VICTORIA -- British Columbia's municipal politicians have waded into the national marijuana debate by voting in favour of decriminalizing pot and studying the benefits of taxing and regulating it.

Mayors and councillors attending the annual Union of B.C. Municipalities convention were backed Wednesday by the Victoria-area community of Metchosin to support marijuana decriminalization during a stirring debate in the crowded convention hall.

"I tried it when I was younger and I turned out OK," said Prince George Coun. Brian Skakun.

Skakun was representing the majority voice among politicians who said it was time B.C. did something to counter the violent control organized crime has over the marijuana industry, estimated to be worth $7 billion annually.

But former federal fisheries minister Tom Siddon, now a regional district politician from the B.C. Interior, spoke against decriminalization of marijuana, saying that would send the wrong message to young people.

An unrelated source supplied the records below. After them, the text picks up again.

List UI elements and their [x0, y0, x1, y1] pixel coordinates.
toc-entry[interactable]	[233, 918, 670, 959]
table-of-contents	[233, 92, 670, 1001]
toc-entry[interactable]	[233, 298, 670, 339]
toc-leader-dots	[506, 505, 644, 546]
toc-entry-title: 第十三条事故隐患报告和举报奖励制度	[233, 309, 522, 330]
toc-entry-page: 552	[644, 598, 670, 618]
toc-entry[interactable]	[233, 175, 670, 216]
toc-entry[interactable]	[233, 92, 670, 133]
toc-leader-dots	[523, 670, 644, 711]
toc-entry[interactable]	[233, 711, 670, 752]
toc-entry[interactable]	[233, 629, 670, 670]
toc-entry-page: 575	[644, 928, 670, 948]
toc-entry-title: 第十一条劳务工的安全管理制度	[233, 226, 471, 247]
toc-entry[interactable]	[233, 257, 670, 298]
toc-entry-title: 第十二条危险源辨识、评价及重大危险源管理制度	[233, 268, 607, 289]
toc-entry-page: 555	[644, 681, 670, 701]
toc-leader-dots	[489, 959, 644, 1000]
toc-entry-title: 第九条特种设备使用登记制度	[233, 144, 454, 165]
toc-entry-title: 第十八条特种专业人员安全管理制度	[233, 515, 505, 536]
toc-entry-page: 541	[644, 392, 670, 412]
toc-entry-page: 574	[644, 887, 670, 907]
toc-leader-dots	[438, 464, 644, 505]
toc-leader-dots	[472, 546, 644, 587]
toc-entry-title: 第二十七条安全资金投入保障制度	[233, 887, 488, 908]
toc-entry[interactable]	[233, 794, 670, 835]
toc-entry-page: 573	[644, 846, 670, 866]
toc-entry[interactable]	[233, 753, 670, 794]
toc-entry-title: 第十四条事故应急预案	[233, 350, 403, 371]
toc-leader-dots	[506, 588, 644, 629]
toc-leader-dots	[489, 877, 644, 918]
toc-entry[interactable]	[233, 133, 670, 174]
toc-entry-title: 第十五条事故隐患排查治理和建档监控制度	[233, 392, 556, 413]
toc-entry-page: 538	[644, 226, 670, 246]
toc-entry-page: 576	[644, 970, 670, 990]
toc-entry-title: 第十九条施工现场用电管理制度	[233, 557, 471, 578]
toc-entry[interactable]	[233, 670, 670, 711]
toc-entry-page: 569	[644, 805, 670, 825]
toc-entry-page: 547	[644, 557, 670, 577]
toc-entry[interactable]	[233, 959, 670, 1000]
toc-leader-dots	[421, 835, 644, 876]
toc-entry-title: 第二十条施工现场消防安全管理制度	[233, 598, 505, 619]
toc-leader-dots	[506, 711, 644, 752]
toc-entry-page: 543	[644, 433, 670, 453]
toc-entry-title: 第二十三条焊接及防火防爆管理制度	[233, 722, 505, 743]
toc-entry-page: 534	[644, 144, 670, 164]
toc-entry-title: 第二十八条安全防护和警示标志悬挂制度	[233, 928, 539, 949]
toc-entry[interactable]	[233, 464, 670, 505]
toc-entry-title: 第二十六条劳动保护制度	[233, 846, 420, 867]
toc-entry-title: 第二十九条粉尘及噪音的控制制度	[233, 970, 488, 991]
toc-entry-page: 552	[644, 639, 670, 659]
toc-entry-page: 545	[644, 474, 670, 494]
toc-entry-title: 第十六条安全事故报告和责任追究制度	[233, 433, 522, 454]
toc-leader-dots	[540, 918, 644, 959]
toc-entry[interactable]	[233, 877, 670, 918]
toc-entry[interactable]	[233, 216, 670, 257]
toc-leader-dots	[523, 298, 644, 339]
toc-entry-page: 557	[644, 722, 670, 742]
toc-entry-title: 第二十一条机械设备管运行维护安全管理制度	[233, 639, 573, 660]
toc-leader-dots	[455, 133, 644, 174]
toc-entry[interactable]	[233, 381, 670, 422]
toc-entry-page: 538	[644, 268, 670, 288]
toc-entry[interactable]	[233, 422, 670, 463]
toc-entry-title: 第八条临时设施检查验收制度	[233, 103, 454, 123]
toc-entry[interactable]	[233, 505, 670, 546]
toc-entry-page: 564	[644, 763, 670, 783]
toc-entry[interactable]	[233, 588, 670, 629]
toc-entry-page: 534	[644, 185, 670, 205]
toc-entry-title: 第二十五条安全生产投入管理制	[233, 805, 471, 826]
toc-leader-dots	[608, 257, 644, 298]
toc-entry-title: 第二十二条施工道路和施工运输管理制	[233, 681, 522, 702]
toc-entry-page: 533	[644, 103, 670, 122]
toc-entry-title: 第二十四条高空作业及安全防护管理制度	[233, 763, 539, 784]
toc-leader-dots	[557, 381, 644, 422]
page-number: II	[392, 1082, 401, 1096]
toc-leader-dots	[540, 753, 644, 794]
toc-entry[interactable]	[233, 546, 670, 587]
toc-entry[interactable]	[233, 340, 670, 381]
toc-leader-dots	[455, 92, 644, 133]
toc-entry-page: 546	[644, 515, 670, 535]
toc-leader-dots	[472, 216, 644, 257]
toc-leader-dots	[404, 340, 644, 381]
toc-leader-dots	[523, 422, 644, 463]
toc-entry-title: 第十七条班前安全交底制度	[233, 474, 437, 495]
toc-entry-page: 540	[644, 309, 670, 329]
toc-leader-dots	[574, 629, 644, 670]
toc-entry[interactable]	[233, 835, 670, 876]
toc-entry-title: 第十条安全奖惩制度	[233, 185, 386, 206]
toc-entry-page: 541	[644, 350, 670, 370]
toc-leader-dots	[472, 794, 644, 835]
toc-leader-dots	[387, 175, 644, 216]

"This is not a remedy," he said.

Siddon said organized criminals would not be deterred from selling pot and resorting to violence to protect their commodity.

Earlier this week, UBCM delegates heard health policy advocates, police officers and former B.C. attorney general Geoff Plant call on municipal politicians to lead efforts that could change what they call Canada's outdated pot laws.

Plant and others say decriminalizing marijuana will help fight organized crime gangs who invade communities and stage lethal battles to control B.C.'s lucrative marijuana market.

Plant has said municipal leaders are justified in taking a stand against federal marijuana laws because they govern and live in the communities where drug gangs operate.

But Sgt. Dave Williams, one of B.C.'s top RCMP drug enforcement officers, predicted decriminalization won't stop gangs from attempting to control the pot market.